Poi, via dalla Puglia...

«Prima un anno nelle giovanili del Livorno, poi sei mesi a Varese e sei a Vercelli, infine il ritiro con l’Andria dove mister D’Angelo mi disse che avevo potenzialità e che sarei diventato un grande calciatore, concedendomi sempre più minuti che mi spinsero ad allenarmi meglio per arrivare ad esser scelto dal Sassuolo».

A Reggio chi la portò?

«Mi scelse Menichini, ma dopo aver scontato le due giornate di squalifica che mi portavo dall’anno scorso non mi dava spazio e possibilità, mentre ora ce l’ho e provo a fare bene».

I nuovi mister hanno dato la svolta alla stagione?

«Hanno grande voglia di arrivare ma la squadra era compatta anche nei momenti difficili.
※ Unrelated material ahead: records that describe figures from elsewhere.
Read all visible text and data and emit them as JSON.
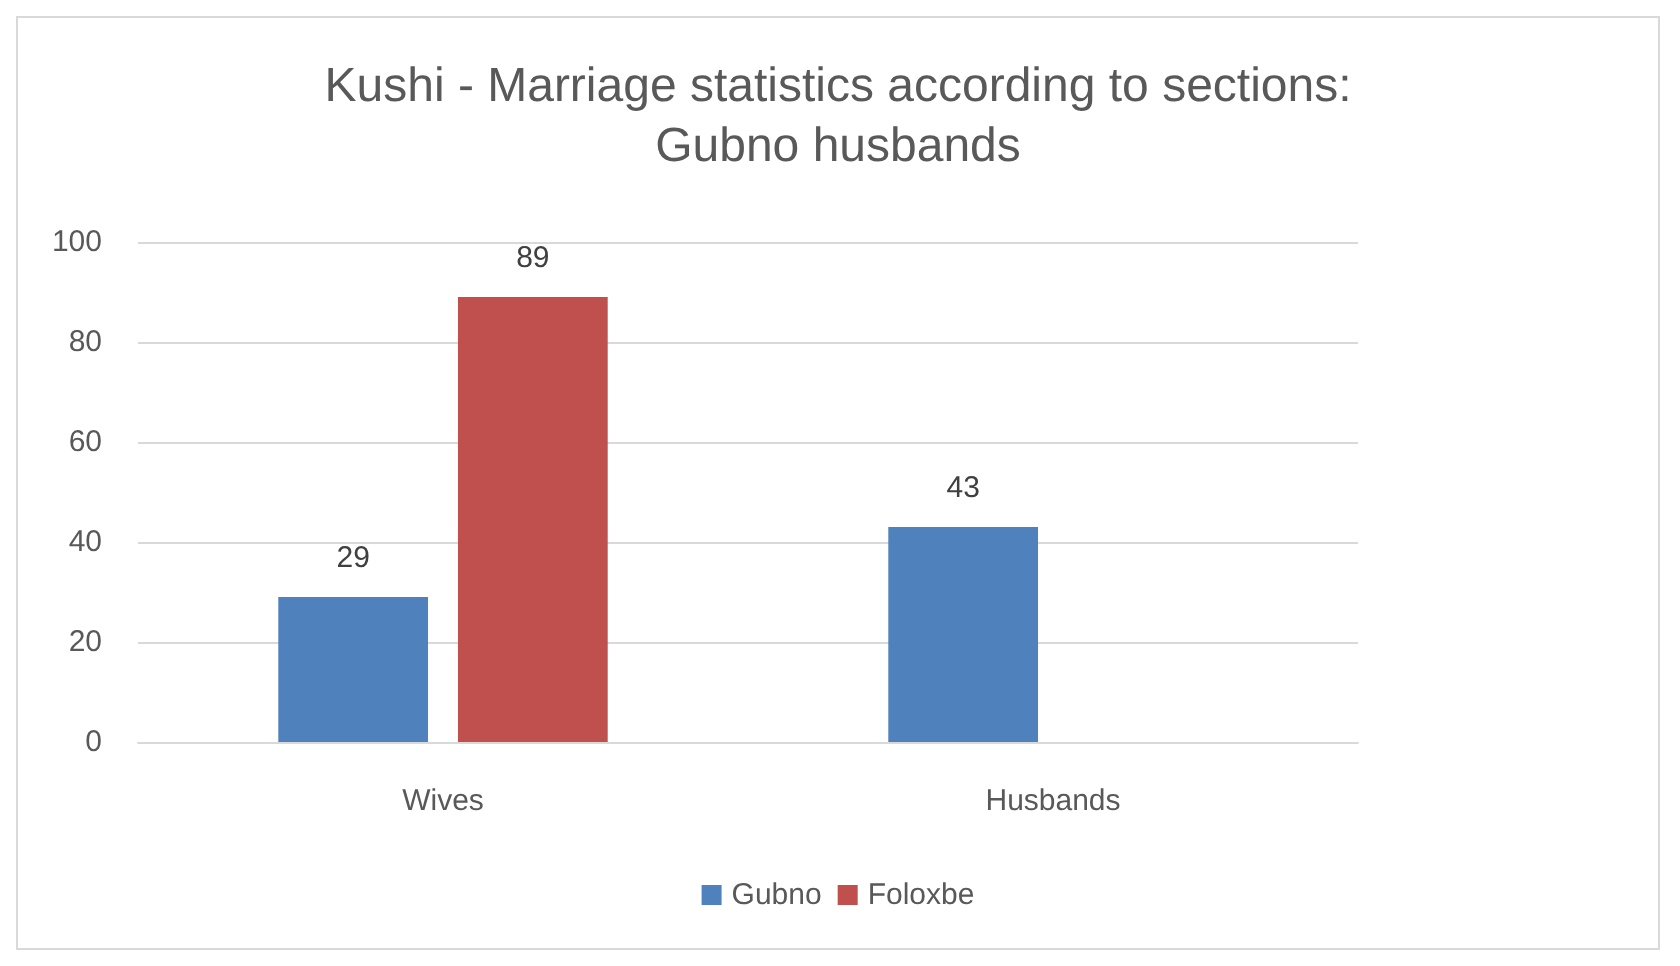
{
  "chart_data": {
    "type": "bar",
    "title": "Kushi - Marriage statistics according to sections:\nGubno husbands",
    "categories": [
      "Wives",
      "Husbands"
    ],
    "series": [
      {
        "name": "Gubno",
        "color": "#4f81bd",
        "values": [
          29,
          43
        ]
      },
      {
        "name": "Foloxbe",
        "color": "#c0504d",
        "values": [
          89,
          null
        ]
      }
    ],
    "ylim": [
      0,
      100
    ],
    "yticks": [
      0,
      20,
      40,
      60,
      80,
      100
    ],
    "grid": "y",
    "legend": "bottom",
    "data_labels": true
  }
}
Con loro arrivo è arrivata un’idea di gioco che mancava e con mister Eberini anche la carica ed il senso di appartenenza a questa maglia».

Però le hanno cambiato ruolo…

«Mi adatto ovunque e per giocare farei anche il terzino dando il 110%, anzi con nuovi stimoli. Esterno destro ci lavoro tanto e ascolto i consigli del mister, fra i tre davanti mi sacrifico di più perché loro hanno più qualità e se posso aiutare la squadra lo faccio volentieri, inoltre sono sempre vicino alla porta. Col Padova - sottolinea l’attaccante granata - ricordo due occasioni: nella prima ho calciato al volo la palla senza pensarci e nell’altra potevo angolarla di più per cercare la deviazione di Altinier o Bovo».

Provi a guardare al futuro dei granata. Secondo lei il campionato è ancora aperto per la Reggiana?

«Partita dopo partita proveremo a fare i tre punti poi tireremo le somme ma continuando con questo spirito avremo soddisfazioni».

Sabato
il Teramo: non crede possa essere una gara insidiosa?


«Siamo compatti ma ci aspetta una battaglia perché loro cercheranno almeno un punto mentre noi dovremo capitalizzare le occasioni che capiteranno ma saremo pronti».